Salmon Study Released & New Conservation Partnership
A new study by researchers at Oregon State University suggests that wild coho salmon that choose mates with disease-resistant genes different from their own are more likely to produce greater numbers of adult offspring returning to the river some three years later.
The researchers also found that hatchery-reared coho – for some unknown reason – do not appear to have the same ability to select mates that are genetically diverse, which may, in part, explain their comparative lower reproductive success. According to Amelia Whitcomb, who did the research as a master's student at OSU and is lead author on the publication, "This is the first study to examine mate choice among wild-spawning fish of both hatchery and wild origin, and the results suggest that greater diversity of immune genes between wild-born pairs of coho salmon may increase offspring survival."
The farm bill has in it a new conservation program which some say will revolutionize the way soil and water conservation programs are carried out. The new Regional Conservation Partnership program will target eight areas according to Ag Secretary, Tom Vilsack.
VILSACK: The eight areas involve the Great Lakes, the Chesapeake Bay, the Mississippi River Basin, the Long Leaf Pine Range in the southeastern part of the country. The Columbia River Basin, the California Bay Delta, the Prairie Grasslands area and the Colorado River Basin. Eight significant bodies, eight significant regions in the country which impact and affect water quality, water quantity and habitat.

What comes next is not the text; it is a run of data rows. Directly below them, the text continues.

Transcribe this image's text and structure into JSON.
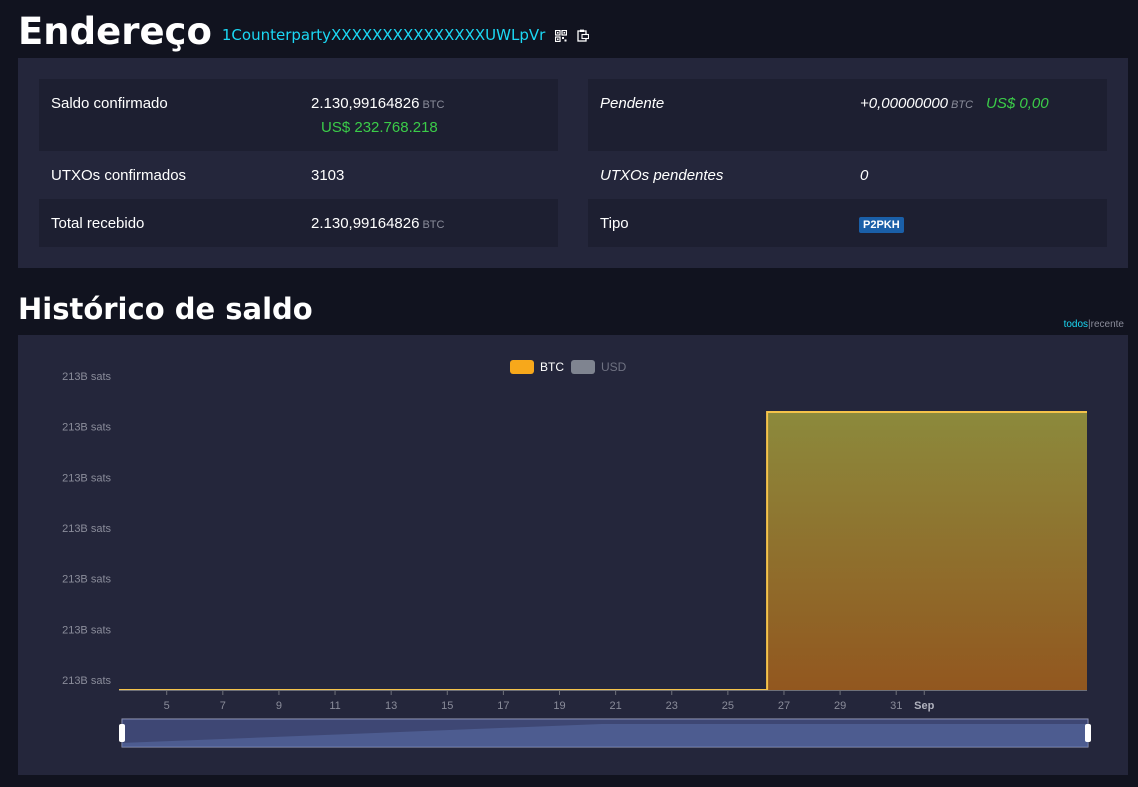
{
  "header": {
    "title": "Endereço",
    "address": "1CounterpartyXXXXXXXXXXXXXXXUWLpVr",
    "qr_icon": "qr-code-icon",
    "copy_icon": "clipboard-copy-icon"
  },
  "stats": {
    "confirmed_balance_label": "Saldo confirmado",
    "confirmed_balance_value": "2.130,99164826",
    "confirmed_balance_unit": "BTC",
    "confirmed_balance_fiat": "US$ 232.768.218",
    "confirmed_utxos_label": "UTXOs confirmados",
    "confirmed_utxos_value": "3103",
    "total_received_label": "Total recebido",
    "total_received_value": "2.130,99164826",
    "total_received_unit": "BTC",
    "pending_label": "Pendente",
    "pending_value": "+0,00000000",
    "pending_unit": "BTC",
    "pending_fiat": "US$ 0,00",
    "pending_utxos_label": "UTXOs pendentes",
    "pending_utxos_value": "0",
    "type_label": "Tipo",
    "type_value": "P2PKH"
  },
  "history": {
    "title": "Histórico de saldo",
    "range_all": "todos",
    "range_separator": "|",
    "range_recent": "recente"
  },
  "colors": {
    "accent": "#1bd8f4",
    "fiat": "#3bcc49",
    "btc_series": "#f7a81b",
    "usd_series": "#7f8490",
    "badge": "#1a5fa8"
  },
  "chart_data": {
    "type": "area",
    "legend": [
      {
        "name": "BTC",
        "active": true
      },
      {
        "name": "USD",
        "active": false
      }
    ],
    "legend_placement": "top-center",
    "ytick_labels": [
      "213B sats",
      "213B sats",
      "213B sats",
      "213B sats",
      "213B sats",
      "213B sats",
      "213B sats"
    ],
    "xtick_labels": [
      "5",
      "7",
      "9",
      "11",
      "13",
      "15",
      "17",
      "19",
      "21",
      "23",
      "25",
      "27",
      "29",
      "31",
      "Sep"
    ],
    "x_range_days": [
      3.3,
      37.8
    ],
    "xtick_days": [
      5,
      7,
      9,
      11,
      13,
      15,
      17,
      19,
      21,
      23,
      25,
      27,
      29,
      31,
      32
    ],
    "series": [
      {
        "name": "BTC",
        "x": [
          3.3,
          26.4,
          26.4,
          37.8
        ],
        "y": [
          0,
          0,
          1,
          1
        ]
      }
    ],
    "y_normalized": true,
    "grid": false,
    "data_zoom": {
      "start": 0,
      "end": 1
    }
  }
}
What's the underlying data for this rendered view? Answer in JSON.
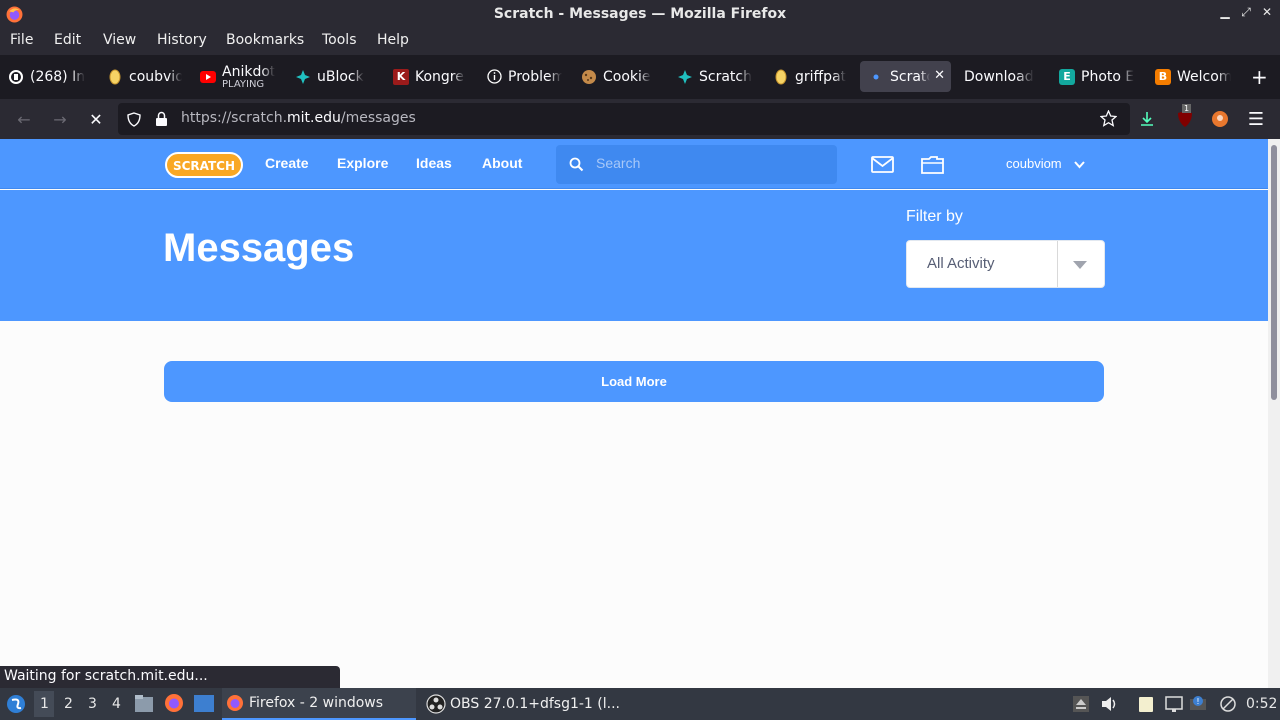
{
  "window": {
    "title": "Scratch - Messages — Mozilla Firefox",
    "controls": {
      "minimize": "▁",
      "maximize": "⤢",
      "close": "✕"
    }
  },
  "menu": [
    "File",
    "Edit",
    "View",
    "History",
    "Bookmarks",
    "Tools",
    "Help"
  ],
  "tabs": [
    {
      "label": "(268) In",
      "icon": "tab-favicon-circle"
    },
    {
      "label": "coubvio",
      "icon": "tab-favicon-coin"
    },
    {
      "label": "Anikdot",
      "sub": "PLAYING",
      "icon": "youtube-icon"
    },
    {
      "label": "uBlock",
      "icon": "scratch-addons-icon"
    },
    {
      "label": "Kongreg",
      "icon": "kongregate-icon"
    },
    {
      "label": "Problem",
      "icon": "info-icon"
    },
    {
      "label": "Cookie",
      "icon": "cookie-icon"
    },
    {
      "label": "Scratch",
      "icon": "scratch-addons-icon"
    },
    {
      "label": "griffpat",
      "icon": "tab-favicon-coin"
    },
    {
      "label": "Scratc",
      "icon": "loading-dot-icon",
      "active": true
    },
    {
      "label": "Download"
    },
    {
      "label": "Photo E",
      "icon": "photo-editor-icon"
    },
    {
      "label": "Welcom",
      "icon": "blogger-icon"
    }
  ],
  "new_tab": "+",
  "url": {
    "prefix": "https://scratch.",
    "domain": "mit.edu",
    "path": "/messages"
  },
  "toolbar_badge": "1",
  "scratch_nav": {
    "logo": "SCRATCH",
    "links": [
      "Create",
      "Explore",
      "Ideas",
      "About"
    ],
    "search_placeholder": "Search",
    "username": "coubviom"
  },
  "banner": {
    "title": "Messages",
    "filter_label": "Filter by",
    "filter_value": "All Activity"
  },
  "load_more": "Load More",
  "status_text": "Waiting for scratch.mit.edu...",
  "taskbar": {
    "workspaces": [
      "1",
      "2",
      "3",
      "4"
    ],
    "tasks": [
      {
        "label": "Firefox - 2 windows",
        "active": true
      },
      {
        "label": "OBS 27.0.1+dfsg1-1 (l..."
      }
    ],
    "clock": "0:52"
  },
  "colors": {
    "scratch_blue": "#4d97ff",
    "chrome_dark": "#2b2a33",
    "tab_strip": "#1c1b22"
  }
}
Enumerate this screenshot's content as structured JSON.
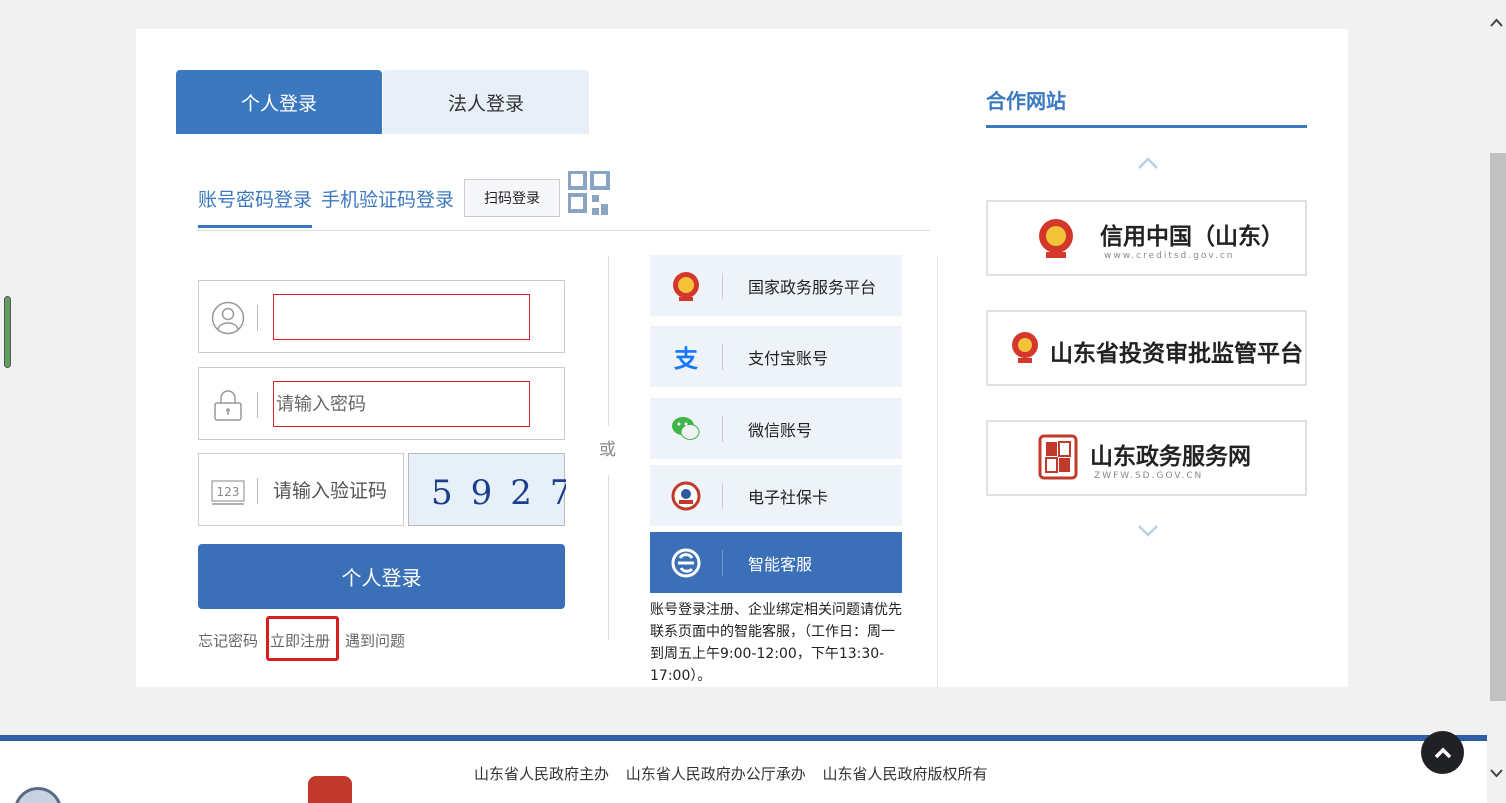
{
  "tabs": {
    "personal": "个人登录",
    "legal": "法人登录"
  },
  "subtabs": {
    "account": "账号密码登录",
    "phone": "手机验证码登录",
    "scan": "扫码登录"
  },
  "form": {
    "username_value": "",
    "password_placeholder": "请输入密码",
    "code_placeholder": "请输入验证码",
    "code_icon_text": "123",
    "captcha": "5927",
    "login_button": "个人登录"
  },
  "links": {
    "forgot": "忘记密码",
    "register": "立即注册",
    "problem": "遇到问题"
  },
  "or_text": "或",
  "third_party": [
    {
      "label": "国家政务服务平台",
      "icon": "national-emblem-icon"
    },
    {
      "label": "支付宝账号",
      "icon": "alipay-icon"
    },
    {
      "label": "微信账号",
      "icon": "wechat-icon"
    },
    {
      "label": "电子社保卡",
      "icon": "social-security-card-icon"
    },
    {
      "label": "智能客服",
      "icon": "customer-service-icon"
    }
  ],
  "service_note": "账号登录注册、企业绑定相关问题请优先联系页面中的智能客服，（工作日：周一到周五上午9:00-12:00，下午13:30-17:00）。",
  "partners": {
    "title": "合作网站",
    "sites": [
      {
        "name": "信用中国（山东）",
        "sub": "www.creditsd.gov.cn"
      },
      {
        "name": "山东省投资审批监管平台",
        "sub": ""
      },
      {
        "name": "山东政务服务网",
        "sub": "ZWFW.SD.GOV.CN"
      }
    ]
  },
  "footer": {
    "text": "山东省人民政府主办 山东省人民政府办公厅承办 山东省人民政府版权所有"
  },
  "colors": {
    "primary": "#3b78c0",
    "button": "#3b70b8",
    "highlight_red": "#d61e1e",
    "footer_bar": "#2e5fa8"
  }
}
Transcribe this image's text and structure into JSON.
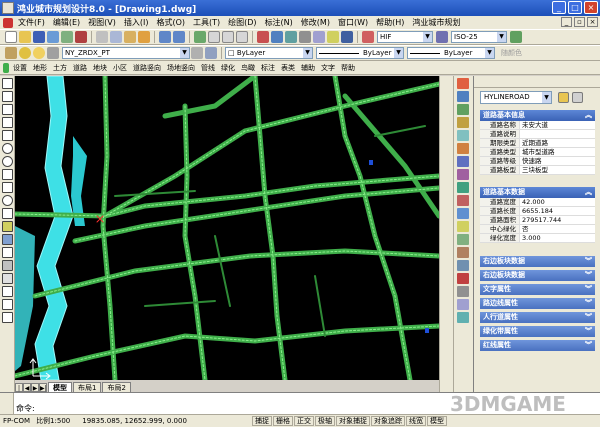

Now with today's Food Forethought, here's Lacy Gray.
This has been National Beef Month, which works perfectly with all the grills being fired up now that warmer weather has finally arrived. And even with rising meat prices beef is still one of America's favorites when it comes to grilling. Those watching their calorie and fat intake will find it interesting that there are twenty-nine cuts of beef that meet government guidelines for lean, which means they have less than ten grams of fat and less than four point five grams of saturated fat per serving. On top of that, those twenty-nine cuts of beef are packed with nutrients, like zinc, iron, a multitude of B-vitamins, and protein. To help in identifying lean cuts of beef at the supermarket just remember loin and round, those choices should get you lean cuts of beef every time. Whether your favorite for the grill is sirloin, top loin, tender loin, or top round you know it's going to taste good. And now you know that while you may be choosing beef because of its flavor, you're also making a healthy food choice. This year it may cost a bit more to barbecue beef, but it's worth it.
Thanks Lacy. That's today's Northwest Report. I'm Greg Martin on the Ag Information Network.